Young v. Mohegan Tribal Gaming Authority

MEMORANDUM OF DECISION REGARDING THE PLAINTIFF’S MOTION FOR RECONSIDERATION

MANFREDI, Justice.

The court has reviewed the Plaintiffs Motion for Consideration dated September 11, 2003, the affidavit of Edwin D. Scallon, and the Plaintiffs Objection to the Defendant’s Motion to Dismiss dated April 8, 2003.

Based upon the statements of counsel and his affidavit, which the Court accepts as true, the Court grants the Plaintiffs Motion for Re-Consideration and accepts the filing of the Plaintiffs Objection to the Defendant’s Motion to Dismiss.

However, after review of the Plaintiffs Objection and the Defendant’s Memorandum of Law in support of its Motion to Dismiss, the Court reaches the same conclusion on the merits of the Motion to Dismiss.

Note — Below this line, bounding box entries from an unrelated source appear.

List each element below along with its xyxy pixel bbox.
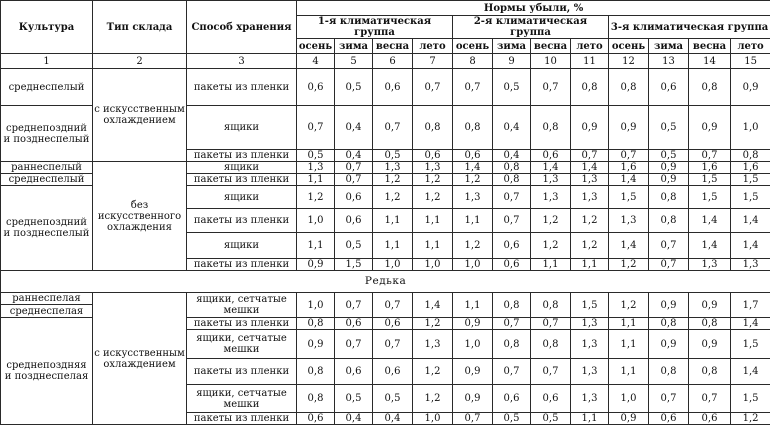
value-cell: 0,7 (649, 259, 689, 271)
value-cell: 0,7 (373, 293, 413, 318)
value-cell: 0,8 (731, 150, 770, 162)
value-cell: 1,4 (453, 162, 493, 174)
col-number: 12 (609, 54, 649, 69)
value-cell: 1,7 (731, 293, 770, 318)
value-cell: 1,2 (531, 233, 571, 259)
culture-cell: среднепоздняя и позднеспелая (1, 318, 93, 425)
value-cell: 0,8 (493, 162, 531, 174)
value-cell: 0,8 (493, 174, 531, 186)
storage-method-cell: пакеты из пленки (187, 150, 297, 162)
value-cell: 0,6 (493, 233, 531, 259)
storage-type-cell: с искусственным охлаждением (93, 293, 187, 425)
storage-method-cell: ящики, сетчатые мешки (187, 330, 297, 359)
value-cell: 1,3 (689, 259, 731, 271)
value-cell: 0,9 (649, 174, 689, 186)
value-cell: 0,9 (689, 106, 731, 150)
value-cell: 1,0 (453, 330, 493, 359)
storage-method-cell: пакеты из пленки (187, 174, 297, 186)
section-title: Редька (1, 271, 770, 293)
value-cell: 1,2 (609, 293, 649, 318)
value-cell: 0,6 (335, 359, 373, 385)
value-cell: 0,5 (373, 150, 413, 162)
value-cell: 0,9 (689, 330, 731, 359)
value-cell: 0,5 (493, 69, 531, 106)
header-season: весна (531, 39, 571, 54)
value-cell: 1,0 (297, 293, 335, 318)
header-season: зима (335, 39, 373, 54)
value-cell: 1,2 (609, 259, 649, 271)
value-cell: 1,2 (453, 233, 493, 259)
value-cell: 1,1 (571, 259, 609, 271)
value-cell: 0,8 (649, 209, 689, 233)
value-cell: 0,7 (335, 162, 373, 174)
value-cell: 1,3 (571, 186, 609, 209)
col-number: 5 (335, 54, 373, 69)
value-cell: 1,1 (413, 209, 453, 233)
storage-method-cell: ящики (187, 186, 297, 209)
value-cell: 0,6 (689, 413, 731, 425)
value-cell: 1,4 (609, 174, 649, 186)
value-cell: 1,4 (531, 162, 571, 174)
culture-cell: среднеспелый (1, 174, 93, 186)
storage-method-cell: пакеты из пленки (187, 69, 297, 106)
value-cell: 0,9 (689, 293, 731, 318)
value-cell: 0,8 (493, 330, 531, 359)
value-cell: 1,3 (571, 330, 609, 359)
value-cell: 1,0 (731, 106, 770, 150)
storage-type-cell: без искусственного охлаждения (93, 162, 187, 271)
header-season: лето (571, 39, 609, 54)
value-cell: 0,7 (571, 150, 609, 162)
storage-method-cell: пакеты из пленки (187, 259, 297, 271)
header-season: лето (731, 39, 770, 54)
value-cell: 0,6 (531, 150, 571, 162)
storage-method-cell: пакеты из пленки (187, 359, 297, 385)
storage-method-cell: пакеты из пленки (187, 413, 297, 425)
value-cell: 1,5 (689, 174, 731, 186)
value-cell: 0,7 (493, 318, 531, 330)
header-row-1 (1, 1, 770, 16)
value-cell: 0,7 (493, 209, 531, 233)
header-season: весна (689, 39, 731, 54)
culture-cell: раннеспелый (1, 162, 93, 174)
value-cell: 1,5 (335, 259, 373, 271)
value-cell: 0,4 (493, 150, 531, 162)
value-cell: 1,1 (571, 413, 609, 425)
culture-cell: среднеспелый (1, 69, 93, 106)
value-cell: 0,6 (493, 259, 531, 271)
value-cell: 0,5 (335, 69, 373, 106)
value-cell: 0,6 (335, 209, 373, 233)
header-culture: Культура (1, 1, 93, 54)
header-season: осень (297, 39, 335, 54)
header-storage-type: Тип склада (93, 1, 187, 54)
col-number: 9 (493, 54, 531, 69)
header-group: 3-я климатическая группа (609, 16, 770, 39)
value-cell: 0,7 (649, 233, 689, 259)
culture-cell: среднеспелая (1, 305, 93, 318)
value-cell: 0,5 (373, 385, 413, 413)
section-row (1, 271, 770, 293)
storage-method-cell: ящики (187, 106, 297, 150)
value-cell: 0,6 (373, 69, 413, 106)
value-cell: 1,1 (297, 174, 335, 186)
value-cell: 1,4 (731, 233, 770, 259)
value-cell: 1,0 (609, 385, 649, 413)
value-cell: 1,3 (571, 385, 609, 413)
value-cell: 0,5 (531, 413, 571, 425)
value-cell: 0,9 (649, 293, 689, 318)
value-cell: 0,9 (297, 259, 335, 271)
table-row (1, 293, 770, 305)
culture-cell: раннеспелая (1, 293, 93, 305)
value-cell: 0,7 (689, 385, 731, 413)
value-cell: 1,6 (731, 162, 770, 174)
value-cell: 0,7 (453, 413, 493, 425)
value-cell: 0,5 (649, 106, 689, 150)
value-cell: 1,1 (453, 209, 493, 233)
value-cell: 1,4 (731, 359, 770, 385)
value-cell: 0,6 (335, 186, 373, 209)
value-cell: 0,6 (649, 69, 689, 106)
value-cell: 0,7 (531, 359, 571, 385)
value-cell: 1,4 (609, 233, 649, 259)
value-cell: 1,3 (571, 174, 609, 186)
header-row-col-numbers (1, 54, 770, 69)
value-cell: 0,9 (649, 330, 689, 359)
value-cell: 0,6 (493, 385, 531, 413)
col-number: 4 (297, 54, 335, 69)
storage-method-cell: ящики (187, 162, 297, 174)
value-cell: 1,3 (571, 359, 609, 385)
value-cell: 1,2 (731, 413, 770, 425)
value-cell: 1,2 (453, 174, 493, 186)
value-cell: 0,7 (493, 186, 531, 209)
value-cell: 0,9 (453, 318, 493, 330)
value-cell: 0,8 (297, 318, 335, 330)
value-cell: 0,9 (571, 106, 609, 150)
value-cell: 1,1 (373, 209, 413, 233)
value-cell: 0,7 (335, 174, 373, 186)
value-cell: 0,8 (689, 318, 731, 330)
storage-method-cell: ящики, сетчатые мешки (187, 293, 297, 318)
col-number: 14 (689, 54, 731, 69)
value-cell: 0,8 (571, 69, 609, 106)
value-cell: 1,2 (373, 186, 413, 209)
value-cell: 1,4 (413, 293, 453, 318)
value-cell: 1,1 (297, 233, 335, 259)
value-cell: 0,7 (689, 150, 731, 162)
value-cell: 0,6 (453, 150, 493, 162)
value-cell: 1,3 (413, 162, 453, 174)
storage-method-cell: пакеты из пленки (187, 209, 297, 233)
value-cell: 0,8 (649, 318, 689, 330)
col-number: 2 (93, 54, 187, 69)
value-cell: 0,6 (335, 318, 373, 330)
value-cell: 1,3 (297, 162, 335, 174)
value-cell: 1,3 (413, 330, 453, 359)
col-number: 15 (731, 54, 770, 69)
value-cell: 1,1 (609, 318, 649, 330)
value-cell: 0,6 (297, 413, 335, 425)
value-cell: 1,2 (571, 233, 609, 259)
value-cell: 1,1 (609, 330, 649, 359)
value-cell: 1,2 (373, 174, 413, 186)
header-storage-method: Способ хранения (187, 1, 297, 54)
col-number: 1 (1, 54, 93, 69)
value-cell: 1,2 (531, 209, 571, 233)
value-cell: 0,8 (609, 69, 649, 106)
value-cell: 1,1 (531, 259, 571, 271)
value-cell: 0,6 (531, 385, 571, 413)
value-cell: 0,8 (649, 186, 689, 209)
value-cell: 0,7 (649, 385, 689, 413)
value-cell: 0,6 (413, 150, 453, 162)
value-cell: 0,8 (453, 106, 493, 150)
value-cell: 0,8 (531, 293, 571, 318)
value-cell: 0,7 (335, 330, 373, 359)
value-cell: 1,3 (531, 174, 571, 186)
value-cell: 0,9 (297, 330, 335, 359)
value-cell: 1,1 (609, 359, 649, 385)
value-cell: 0,9 (609, 106, 649, 150)
storage-method-cell: пакеты из пленки (187, 318, 297, 330)
value-cell: 1,2 (413, 174, 453, 186)
value-cell: 0,7 (373, 330, 413, 359)
value-cell: 1,3 (531, 186, 571, 209)
value-cell: 0,7 (373, 106, 413, 150)
value-cell: 0,8 (413, 106, 453, 150)
value-cell: 1,2 (297, 186, 335, 209)
col-number: 13 (649, 54, 689, 69)
value-cell: 0,8 (531, 330, 571, 359)
col-number: 7 (413, 54, 453, 69)
value-cell: 0,5 (335, 385, 373, 413)
value-cell: 0,8 (689, 359, 731, 385)
header-group: 2-я климатическая группа (453, 16, 609, 39)
header-season: осень (453, 39, 493, 54)
value-cell: 1,1 (373, 233, 413, 259)
value-cell: 0,7 (413, 69, 453, 106)
value-cell: 1,3 (609, 209, 649, 233)
value-cell: 0,4 (373, 413, 413, 425)
value-cell: 0,6 (373, 318, 413, 330)
value-cell: 1,6 (689, 162, 731, 174)
value-cell: 0,8 (649, 359, 689, 385)
value-cell: 0,6 (649, 413, 689, 425)
header-season: лето (413, 39, 453, 54)
value-cell: 0,4 (493, 106, 531, 150)
value-cell: 1,1 (453, 293, 493, 318)
col-number: 3 (187, 54, 297, 69)
value-cell: 1,2 (413, 318, 453, 330)
value-cell: 0,7 (609, 150, 649, 162)
value-cell: 0,8 (689, 69, 731, 106)
value-cell: 1,6 (609, 162, 649, 174)
header-group: 1-я климатическая группа (297, 16, 453, 39)
value-cell: 1,4 (731, 209, 770, 233)
storage-method-cell: ящики (187, 233, 297, 259)
value-cell: 1,3 (571, 318, 609, 330)
storage-type-cell: с искусственным охлаждением (93, 69, 187, 162)
header-season: зима (649, 39, 689, 54)
value-cell: 0,4 (335, 413, 373, 425)
value-cell: 0,6 (297, 69, 335, 106)
value-cell: 0,9 (453, 359, 493, 385)
value-cell: 1,3 (373, 162, 413, 174)
col-number: 11 (571, 54, 609, 69)
value-cell: 0,8 (297, 359, 335, 385)
value-cell: 0,7 (297, 106, 335, 150)
value-cell: 1,2 (413, 385, 453, 413)
value-cell: 1,0 (373, 259, 413, 271)
value-cell: 1,5 (609, 186, 649, 209)
value-cell: 0,4 (335, 150, 373, 162)
value-cell: 1,0 (453, 259, 493, 271)
header-season: осень (609, 39, 649, 54)
table-row (1, 162, 770, 174)
value-cell: 0,7 (335, 293, 373, 318)
value-cell: 0,8 (531, 106, 571, 150)
value-cell: 1,4 (689, 209, 731, 233)
storage-method-cell: ящики, сетчатые мешки (187, 385, 297, 413)
value-cell: 1,4 (731, 318, 770, 330)
value-cell: 0,8 (493, 293, 531, 318)
value-cell: 0,5 (335, 233, 373, 259)
value-cell: 0,5 (649, 150, 689, 162)
value-cell: 1,0 (297, 209, 335, 233)
value-cell: 1,0 (413, 413, 453, 425)
header-norms: Нормы убыли, % (297, 1, 770, 16)
value-cell: 0,5 (297, 150, 335, 162)
value-cell: 1,5 (571, 293, 609, 318)
culture-cell: среднепоздний и позднеспелый (1, 106, 93, 162)
table-row (1, 69, 770, 106)
value-cell: 1,5 (689, 186, 731, 209)
culture-cell: среднепоздний и позднеспелый (1, 186, 93, 271)
value-cell: 0,7 (453, 69, 493, 106)
value-cell: 0,6 (373, 359, 413, 385)
value-cell: 0,8 (297, 385, 335, 413)
value-cell: 1,1 (413, 233, 453, 259)
value-cell: 0,9 (453, 385, 493, 413)
value-cell: 1,2 (413, 359, 453, 385)
col-number: 8 (453, 54, 493, 69)
value-cell: 1,5 (731, 385, 770, 413)
value-cell: 1,4 (689, 233, 731, 259)
value-cell: 1,5 (731, 186, 770, 209)
col-number: 6 (373, 54, 413, 69)
value-cell: 0,4 (335, 106, 373, 150)
value-cell: 1,2 (413, 186, 453, 209)
value-cell: 1,0 (413, 259, 453, 271)
col-number: 10 (531, 54, 571, 69)
value-cell: 1,3 (731, 259, 770, 271)
value-cell: 1,4 (571, 162, 609, 174)
header-season: весна (373, 39, 413, 54)
value-cell: 0,7 (493, 359, 531, 385)
value-cell: 0,7 (531, 318, 571, 330)
header-season: зима (493, 39, 531, 54)
value-cell: 0,5 (493, 413, 531, 425)
value-cell: 1,2 (571, 209, 609, 233)
value-cell: 1,5 (731, 174, 770, 186)
value-cell: 0,9 (649, 162, 689, 174)
value-cell: 1,5 (731, 330, 770, 359)
value-cell: 0,9 (731, 69, 770, 106)
value-cell: 0,9 (609, 413, 649, 425)
value-cell: 1,3 (453, 186, 493, 209)
value-cell: 0,7 (531, 69, 571, 106)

That is, the Court agrees that there has been no express waiver of sovereign immunity for the types of claims and under the circumstances alleged by the Plaintiff in his complaint and therefore, this Court lacks jurisdiction over the subject matter of the Complaint.

Our chief judge has recently pointed out in the case of Creasey v. MTGA, et al, Docket Number GDTC-CV-03-109-PMG:

“This court has long held that the Mohegan Tribe, and its sub-entities, are entitled to the well-established immunity from suit traditionally enjoyed by sovereign powers.” Ager v. Office of the Director of Regulation, 1 G.D.R.1, 1 Am. Tribal Law 539 (1997), quoting Santa Clara Pueblo v. Martinez, 436 U.S. 49, 58, 98 S.Ct. 1670, 1677, 56 L.Ed.2d 106 (1978). “The issue of tribal sovereign immunity is jurisdictional in nature,” Ager, 1 G.D.R. at 2, 1 Am. Tribal Law 539: McClendon v. United States, 885 F.2d 627, 629 (9th Cir.1989). Any waiver of this sovereign immunity by the tribe must be unequivocally expressed and cannot be implied. Long v. Mohegan Tribal Gaming Authority, Et Al, 1 G.D.R. 5, 10, (1997); Cherokee Nation of Oklahoma v. Babbitt, 117 F 3rd 1489, 1498 (D.C.Cir.1997).”

The Motion to Dismiss is therefore granted.